Sorgenkind Wald

Das dritte Jahr in Folge ist es zu trocken und warm in Deutschland. Darunter leiden viele Bäume, insbesondere Fichten. Eine Folge: Sie sind anfälliger für Schädlinge. Jülicher Forschende beobachten die Entwicklung in der Eifel und messen die Auswirkungen: etwa auf den CO2-Gehalt in der Atmosphäre.

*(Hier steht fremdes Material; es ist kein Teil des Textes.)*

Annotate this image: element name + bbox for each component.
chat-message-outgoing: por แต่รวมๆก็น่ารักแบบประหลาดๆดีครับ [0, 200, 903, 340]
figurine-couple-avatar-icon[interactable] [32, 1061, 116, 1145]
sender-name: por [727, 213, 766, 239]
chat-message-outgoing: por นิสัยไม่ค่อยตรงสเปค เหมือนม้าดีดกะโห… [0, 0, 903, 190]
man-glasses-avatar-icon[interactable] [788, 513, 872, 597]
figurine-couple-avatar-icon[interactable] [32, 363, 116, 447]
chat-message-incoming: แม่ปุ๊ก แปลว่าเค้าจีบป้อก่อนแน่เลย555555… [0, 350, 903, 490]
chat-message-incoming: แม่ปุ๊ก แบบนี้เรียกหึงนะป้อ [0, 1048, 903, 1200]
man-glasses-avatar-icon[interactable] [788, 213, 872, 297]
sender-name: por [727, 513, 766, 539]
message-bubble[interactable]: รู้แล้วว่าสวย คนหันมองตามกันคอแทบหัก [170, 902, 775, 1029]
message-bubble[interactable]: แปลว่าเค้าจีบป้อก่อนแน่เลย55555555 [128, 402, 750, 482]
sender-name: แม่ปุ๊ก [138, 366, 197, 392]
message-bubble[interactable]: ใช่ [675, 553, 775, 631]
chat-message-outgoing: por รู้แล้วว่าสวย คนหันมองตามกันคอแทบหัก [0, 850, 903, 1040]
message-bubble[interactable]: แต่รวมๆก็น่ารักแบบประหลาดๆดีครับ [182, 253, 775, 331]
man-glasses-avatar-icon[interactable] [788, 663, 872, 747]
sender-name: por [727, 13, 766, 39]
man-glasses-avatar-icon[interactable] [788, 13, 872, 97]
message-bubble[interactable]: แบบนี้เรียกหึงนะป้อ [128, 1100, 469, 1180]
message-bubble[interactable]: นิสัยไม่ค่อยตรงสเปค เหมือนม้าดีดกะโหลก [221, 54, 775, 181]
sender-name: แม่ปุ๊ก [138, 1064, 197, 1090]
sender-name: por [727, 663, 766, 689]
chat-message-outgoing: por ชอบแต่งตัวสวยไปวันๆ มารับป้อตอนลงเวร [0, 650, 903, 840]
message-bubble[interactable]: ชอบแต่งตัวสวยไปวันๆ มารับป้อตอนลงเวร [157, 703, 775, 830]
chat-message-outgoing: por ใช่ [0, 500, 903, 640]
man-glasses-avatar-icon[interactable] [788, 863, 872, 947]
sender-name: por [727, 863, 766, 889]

Wenn Nicolas Brüggemann von seiner Untersuchungsfläche in Kleinhau über die Nordeifel blickt, macht er sich Sorgen: „Früher konnten wir vor lauter Bäumen keine 100 Meter weit sehen, inzwischen sehe ich bei guter Sicht das Siebengebirge – und das sind immerhin 60 Kilometer Luftlinie.“ Für den Leiter der Jülicher Forschungsgruppe Plant-Soil-Atmosphere Exchange Processes und Professor für Terrestrische Biogeochemie an der Universität Bonn steht außer Frage: Der Wald in der Nordeifel wird lichter. „Das liegt vor allem an einer Kombination von Schadfaktoren, die es so noch nicht gegeben hat: Sie reichen von Trockenheit und Hitze über Waldbrände und Stürme bis zum Schädlingsbefall.“ Die Folge: Bäume sterben, viele müssen abgeholzt werden.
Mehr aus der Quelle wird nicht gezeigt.